3 Strikes Legislation
For some time prior to the introduction of the 3 Strikes legislation in January 2012 as a result of our experience in the Section 80 Conferences in Hamilton and Wollongong our firm was urging licensees not to pay Penalty Notices without seeking expert legal advice.
However, with the 3 strikes legislation now in place, it is even more crucial for offences that are strike offences to be successfully defended, or at the very least to have the court not record a conviction (Section 10 – Crimes Act).
We strongly advise seeking expert advice before paying any Penalty Notice. If the Penalty Notice relates to a strike offence, paying it will result in the Director-General recording a first strike against the licence. The Director-General has no discretion to do otherwise – it will happen.
If you’ve paid a Penalty Notice recently, it may be still possible to elect to defend it.
For further information about this legislation see Rod’s YouTube video: http://www.youtube.com/watch?v=NjwIB2xmdlI
Major Race Meetings
Wagga Wagga Gold Cup Day
The Office of Liquor Gaming & Racing and NSW Police Alcohol Licensing and Enforcement Command (ALEC) are monitoring large race meetings in country areas to detect intoxication and other licensing breaches.
In respect of charges against a licensee of permitting intoxication, a guide may be found in a case of Williams v R which was won on appeal to the District Court to overturn the Local Court’s decision that five patrons were intoxicated on the premises and the licensee had not taken all reasonable steps to prevent the intoxication.
Her Honour found that in a large crowd of some 10,000-12,000, “the fact that only five persons were discovered is testament to the success of the plan and the appellant is to be commended rather than condemned for the successful outcome of the Gold Cup day”.
The case shouldn’t be taken to mean that if you only have five persons found intoxicated, the licensee has an automatic defence.
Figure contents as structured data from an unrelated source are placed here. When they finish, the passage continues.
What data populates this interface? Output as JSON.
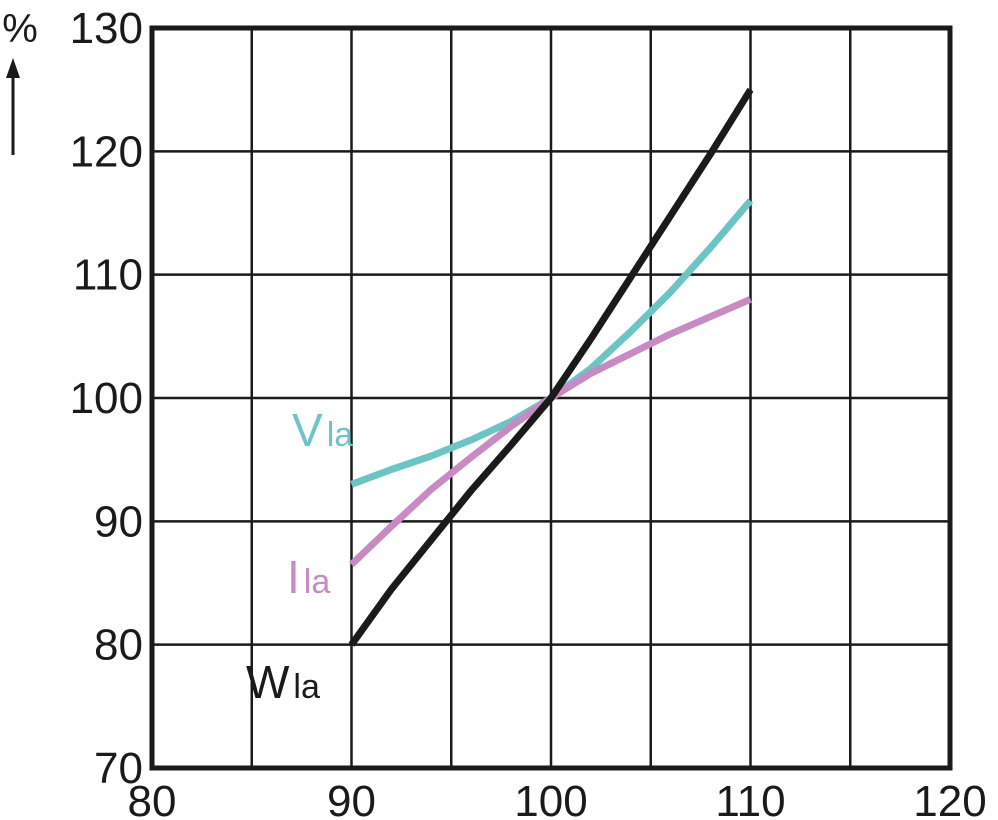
{
  "chart_data": {
    "type": "line",
    "ylabel": "%",
    "xlim": [
      80,
      120
    ],
    "ylim": [
      70,
      130
    ],
    "x_ticks": [
      80,
      90,
      100,
      110,
      120
    ],
    "y_ticks": [
      70,
      80,
      90,
      100,
      110,
      120,
      130
    ],
    "x_grid_step": 5,
    "y_grid_step": 10,
    "grid": true,
    "series": [
      {
        "label_main": "V",
        "label_sub": "la",
        "color": "#6cc4c4",
        "x": [
          90,
          92,
          94,
          96,
          98,
          100,
          102,
          104,
          106,
          108,
          110
        ],
        "y": [
          93.0,
          94.2,
          95.3,
          96.6,
          98.1,
          100.0,
          102.4,
          105.4,
          108.6,
          112.2,
          116.0
        ]
      },
      {
        "label_main": "I",
        "label_sub": "la",
        "color": "#c88ac2",
        "x": [
          90,
          92,
          94,
          96,
          98,
          100,
          102,
          104,
          106,
          108,
          110
        ],
        "y": [
          86.5,
          89.6,
          92.6,
          95.2,
          97.7,
          100.0,
          102.0,
          103.6,
          105.2,
          106.6,
          108.0
        ]
      },
      {
        "label_main": "W",
        "label_sub": "la",
        "color": "#1a1a1a",
        "x": [
          90,
          92,
          94,
          96,
          98,
          100,
          102,
          104,
          106,
          108,
          110
        ],
        "y": [
          80.0,
          84.5,
          88.5,
          92.5,
          96.2,
          100.0,
          104.8,
          109.8,
          114.8,
          119.8,
          125.0
        ]
      }
    ]
  }
}
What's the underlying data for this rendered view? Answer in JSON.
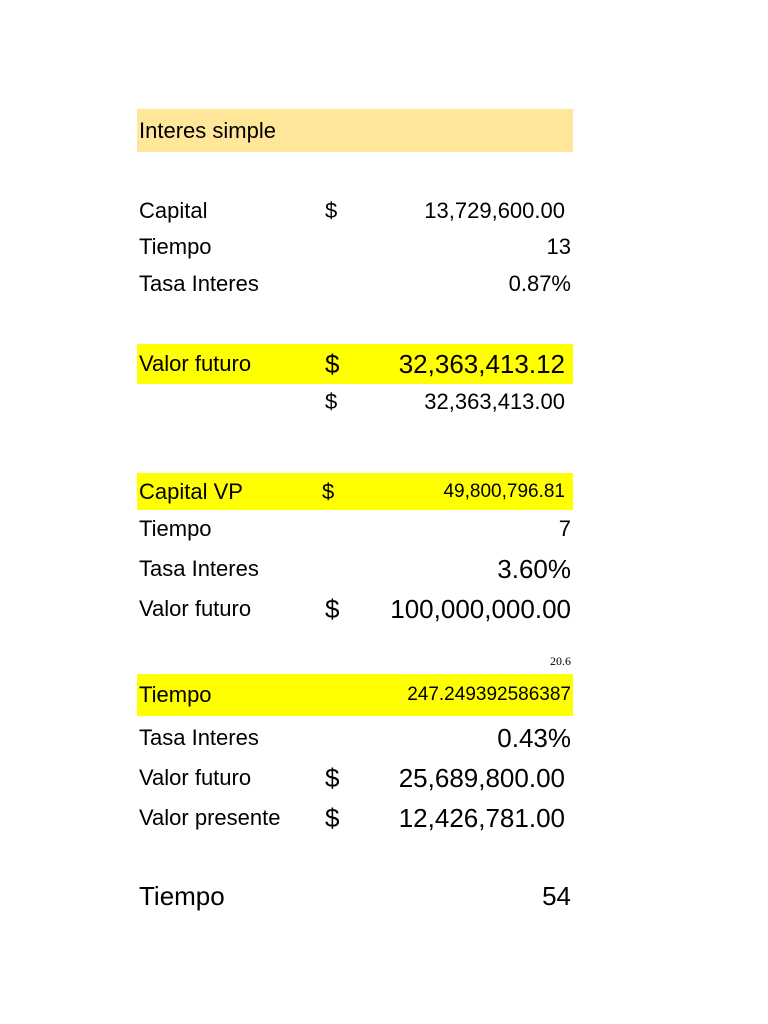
{
  "title": "Interes simple",
  "section1": {
    "capital": {
      "label": "Capital",
      "currency": "$",
      "value": "13,729,600.00"
    },
    "tiempo": {
      "label": "Tiempo",
      "value": "13"
    },
    "tasa": {
      "label": "Tasa Interes",
      "value": "0.87%"
    },
    "valor_futuro": {
      "label": "Valor futuro",
      "currency": "$",
      "value": "32,363,413.12"
    },
    "valor_futuro_rounded": {
      "currency": "$",
      "value": "32,363,413.00"
    }
  },
  "section2": {
    "capital_vp": {
      "label": "Capital VP",
      "currency": "$",
      "value": "49,800,796.81"
    },
    "tiempo": {
      "label": "Tiempo",
      "value": "7"
    },
    "tasa": {
      "label": "Tasa Interes",
      "value": "3.60%"
    },
    "valor_futuro": {
      "label": "Valor futuro",
      "currency": "$",
      "value": "100,000,000.00"
    }
  },
  "section3": {
    "note": "20.6",
    "tiempo": {
      "label": "Tiempo",
      "value": "247.249392586387"
    },
    "tasa": {
      "label": "Tasa Interes",
      "value": "0.43%"
    },
    "valor_futuro": {
      "label": "Valor futuro",
      "currency": "$",
      "value": "25,689,800.00"
    },
    "valor_presente": {
      "label": "Valor presente",
      "currency": "$",
      "value": "12,426,781.00"
    }
  },
  "section4": {
    "tiempo": {
      "label": "Tiempo",
      "value": "54"
    }
  },
  "colors": {
    "header_fill": "#ffe699",
    "highlight_fill": "#ffff00"
  }
}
The case involved a detailed examination of the policies, plans and preparations for the Gold Cup meeting and their the implementation on the day, in respect of which comprehensive evidence was given by the licensee both in evidence in chief and on cross examination.
We acted for the same licensee when she was again prosecuted in the immediately following year by ALEC in relation to the annual Wagga Gold Cup. His Honour Murray in the Local Court dismissed all three charges against the licensee and in the course of doing so found the District Court decision persuasive.